Its weird how I crossed the Atlantic one summer and then the Pacific last year, and never really stepped outside of Ontario (aka Greater Toronto area)!!
So the Atlantic Canada/East Coast/Maritimes was breathtaking in view,
the air crisp, the sun bright, the people friendly and relaxed, the food wonderful and the sense of history humbling. FAR too much walking involved though, and mostly uphill.
I recommend the Citadel ,Doull Bookstore,lobsters, shawarma at Sahara and very comfortable shoes.
Speaking of traveling- the kids on Bangla.ca are all excited about visiting Bangladesh which made me think back to what I loved about being there.....had to think far far far back.....to the times in my grandma's village-
The 2 hour boat journey that let you enjoy the lush view stretching the horizon, sound of oars, the clean air, the changing colours of the water, the yelps of joy from kids jumping into the river, the fishnets, the bamboo bridge, and at night the blanket of darkness pierced by lanterns glowing in houses hidden in trees.

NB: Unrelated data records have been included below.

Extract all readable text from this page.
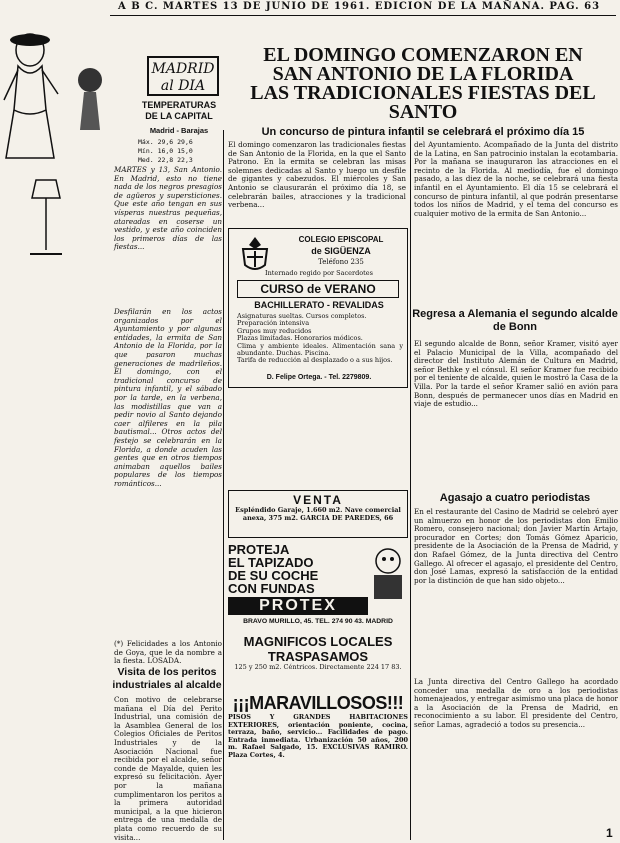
A B C. MARTES 13 DE JUNIO DE 1961. EDICION DE LA MAÑANA. PAG. 63
MADRID
al DIA
TEMPERATURAS
DE LA CAPITAL
Madrid - Barajas
Máx. 29,6 29,6
Mín. 16,0 15,0
Med. 22,8 22,3
MARTES y 13, San Antonio. En Madrid, esto no tiene nada de los negros presagios de agüeros y supersticiones. Que este año tengan en sus vísperas nuestras pequeñas, atareadas en coserse un vestido, y este año coinciden los primeros días de las fiestas...
Desfilarán en los actos organizados por el Ayuntamiento y por algunas entidades, la ermita de San Antonio de la Florida, por la que pasaron muchas generaciones de madrileños. El domingo, con el tradicional concurso de pintura infantil, y el sábado por la tarde, en la verbena, las modistillas que van a pedir novio al Santo dejando caer alfileres en la pila bautismal... Otros actos del festejo se celebrarán en la Florida, a donde acuden las gentes que en otros tiempos animaban aquellos bailes populares de los tiempos románticos...
(*) Felicidades a los Antonio de Goya, que le da nombre a la fiesta. LOSADA.
Visita de los peritos industriales al alcalde
Con motivo de celebrarse mañana el Día del Perito Industrial, una comisión de la Asamblea General de los Colegios Oficiales de Peritos Industriales y de la Asociación Nacional fue recibida por el alcalde, señor conde de Mayalde, quien les expresó su felicitación. Ayer por la mañana cumplimentaron los peritos a la primera autoridad municipal, a la que hicieron entrega de una medalla de plata como recuerdo de su visita...
EL DOMINGO COMENZARON EN
SAN ANTONIO DE LA FLORIDA
LAS TRADICIONALES FIESTAS DEL
SANTO
Un concurso de pintura infantil se celebrará el próximo día 15
El domingo comenzaron las tradicionales fiestas de San Antonio de la Florida, en la que el Santo Patrono. En la ermita se celebran las misas solemnes dedicadas al Santo y luego un desfile de gigantes y cabezudos. El miércoles y San Antonio se clausurarán el próximo día 18, se celebrarán bailes, atracciones y la tradicional verbena...
COLEGIO EPISCOPAL
de SIGÜENZA
Teléfono 235
Internado regido por Sacerdotes
CURSO de VERANO
BACHILLERATO - REVALIDAS
Asignaturas sueltas. Cursos completos.
Preparación intensiva
Grupos muy reducidos
Plazas limitadas. Honorarios módicos.
Clima y ambiente ideales. Alimentación sana y abundante. Duchas. Piscina.
Tarifa de reducción al desplazado o a sus hijos.
D. Felipe Ortega. - Tel. 2279809.
VENTA
Espléndido Garaje, 1.660 m2. Nave comercial anexa, 375 m2. GARCIA DE PAREDES, 66
PROTEJA
EL TAPIZADO
DE SU COCHE
CON FUNDAS
PROTEX
BRAVO MURILLO, 45. TEL. 274 90 43. MADRID
MAGNIFICOS LOCALES
TRASPASAMOS
125 y 250 m2. Céntricos. Directamente 224 17 83.
¡¡¡MARAVILLOSOS!!!
PISOS Y GRANDES HABITACIONES EXTERIORES, orientación poniente, cocina, terraza, baño, servicio... Facilidades de pago. Entrada inmediata. Urbanización 50 años, 200 m. Rafael Salgado, 15. EXCLUSIVAS RAMIRO. Plaza Cortes, 4.
del Ayuntamiento. Acompañado de la Junta del distrito de la Latina, en San patrocinio instalan la ecotambaria. Por la mañana se inauguraron las atracciones en el recinto de la Florida. Al mediodía, fue el domingo pasado, a las diez de la noche, se celebrará una fiesta infantil en el Ayuntamiento. El día 15 se celebrará el concurso de pintura infantil, al que podrán presentarse todos los niños de Madrid, y el tema del concurso es cualquier motivo de la ermita de San Antonio...
Regresa a Alemania el segundo alcalde de Bonn
El segundo alcalde de Bonn, señor Kramer, visitó ayer el Palacio Municipal de la Villa, acompañado del director del Instituto Alemán de Cultura en Madrid, señor Bethke y el cónsul. El señor Kramer fue recibido por el teniente de alcalde, quien le mostró la Casa de la Villa. Por la tarde el señor Kramer salió en avión para Bonn, después de permanecer unos días en Madrid en viaje de estudio...
Agasajo a cuatro periodistas
En el restaurante del Casino de Madrid se celebró ayer un almuerzo en honor de los periodistas don Emilio Romero, consejero nacional; don Javier Martín Artajo, procurador en Cortes; don Tomás Gómez Aparicio, presidente de la Asociación de la Prensa de Madrid, y don Rafael Gómez, de la Junta directiva del Centro Gallego. Al ofrecer el agasajo, el presidente del Centro, don José Lamas, expresó la satisfacción de la entidad por la distinción de que han sido objeto...
La Junta directiva del Centro Gallego ha acordado conceder una medalla de oro a los periodistas homenajeados, y entregar asimismo una placa de honor a la Asociación de la Prensa de Madrid, en reconocimiento a su labor. El presidente del Centro, señor Lamas, agradeció a todos su presencia...
1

Our little garden across from the pond was my favourite, especially in winter when all the pretty flowers were in bloom- Merigolds,Shiuli, one palm tree and fenced by Hasnahena. How I loved to collect Shiuli (fragnant white flower with 6 petals and an orange stalk) covered in early morning dew. A most curious flower-if I could get the English name for it- blooms in winter at night, falls to the ground in the morning and whithers away by noon. Merigolds are not my most favourite flowers but the image of hundreds of them glowing silver on a full moon night is imprinted in my mind forever. My dad got red stone steps built as benches in there, so I would sit there for hours with a book with only the sound of birds for company. In all my travels I hvn't come across a more peaceful place.

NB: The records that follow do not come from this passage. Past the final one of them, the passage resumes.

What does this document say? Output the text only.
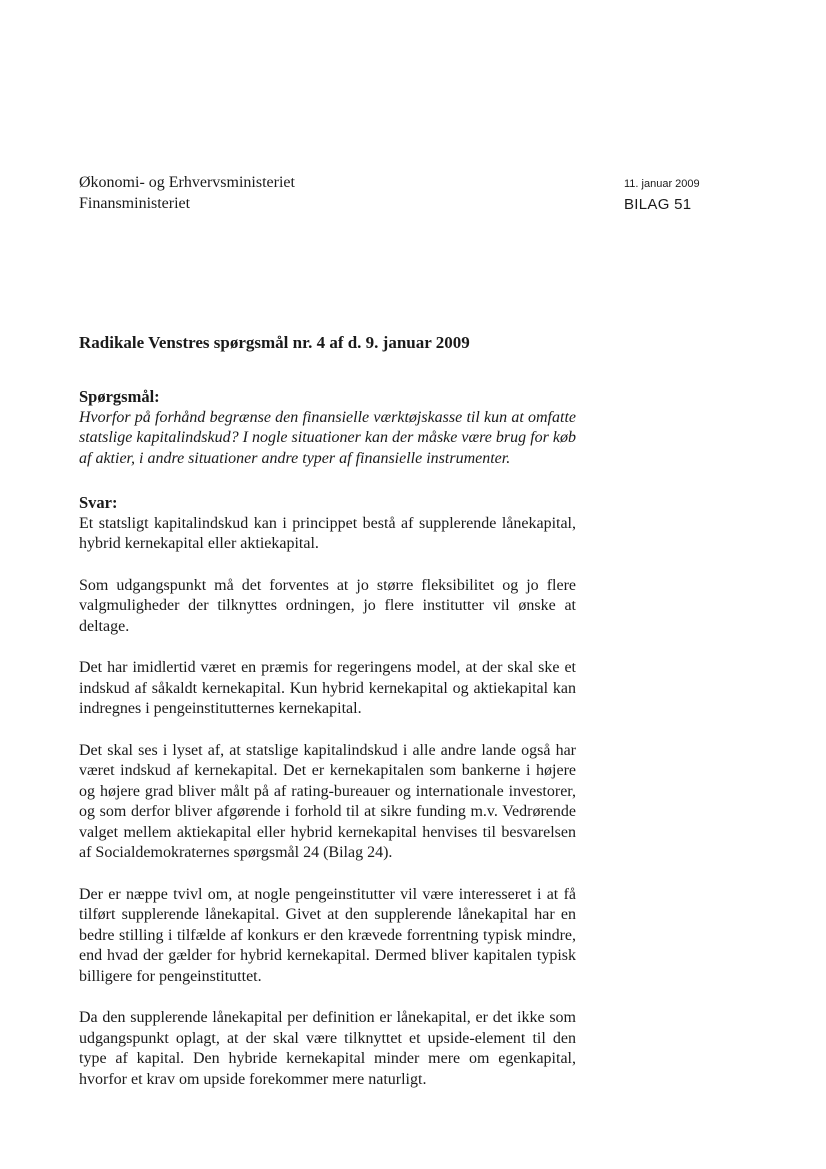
Økonomi- og Erhvervsministeriet
Finansministeriet
11. januar 2009
BILAG 51
Radikale Venstres spørgsmål nr. 4 af d. 9. januar 2009
Spørgsmål:
Hvorfor på forhånd begrænse den finansielle værktøjskasse til kun at omfatte statslige kapitalindskud? I nogle situationer kan der måske være brug for køb af aktier, i andre situationer andre typer af finansielle instrumenter.
Svar:

Et statsligt kapitalindskud kan i princippet bestå af supplerende lånekapital, hybrid kernekapital eller aktiekapital.

Som udgangspunkt må det forventes at jo større fleksibilitet og jo flere valgmuligheder der tilknyttes ordningen, jo flere institutter vil ønske at deltage.

Det har imidlertid været en præmis for regeringens model, at der skal ske et indskud af såkaldt kernekapital. Kun hybrid kernekapital og aktiekapital kan indregnes i pengeinstitutternes kernekapital.

Det skal ses i lyset af, at statslige kapitalindskud i alle andre lande også har været indskud af kernekapital. Det er kernekapitalen som bankerne i højere og højere grad bliver målt på af rating-bureauer og internationale investorer, og som derfor bliver afgørende i forhold til at sikre funding m.v. Vedrørende valget mellem aktiekapital eller hybrid kernekapital henvises til besvarelsen af Socialdemokraternes spørgsmål 24 (Bilag 24).

Der er næppe tvivl om, at nogle pengeinstitutter vil være interesseret i at få tilført supplerende lånekapital. Givet at den supplerende lånekapital har en bedre stilling i tilfælde af konkurs er den krævede forrentning typisk mindre, end hvad der gælder for hybrid kernekapital. Dermed bliver kapitalen typisk billigere for pengeinstituttet.

Da den supplerende lånekapital per definition er lånekapital, er det ikke som udgangspunkt oplagt, at der skal være tilknyttet et upside-element til den type af kapital. Den hybride kernekapital minder mere om egenkapital, hvorfor et krav om upside forekommer mere naturligt.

But just like childhood, it is not a place you can go back to. We had the garden set up when we lived there for 10 months during the Gulf War. No one took care of it after we left. Now that my grandma has passed away, I doubt anything is there. The river has dried up in some places and the boats don't move by oars anymore.
Should I get the chance to go Bangladesh again, I don't want to see the changes. I don't want to see Dhaka. I want to see the Sundarbans, Cox's Bazar, Kaptai lake, Sylhet- all the treasures of Bangladesh that my parents enjoyed while my dad shifted from place to place reviewing Railway projects all over the country, all before my time. And then I want go next door to see Kolkata-the Haora Bridge, Shantiniketan and Darjeeling. I know just who would come with me too- Lipi Aunty and Finki Uncle- the coolest couple I've met :D. Now only if I can arrange them to come from New Zealand to Bangladesh just when I go over from Canada, we are set!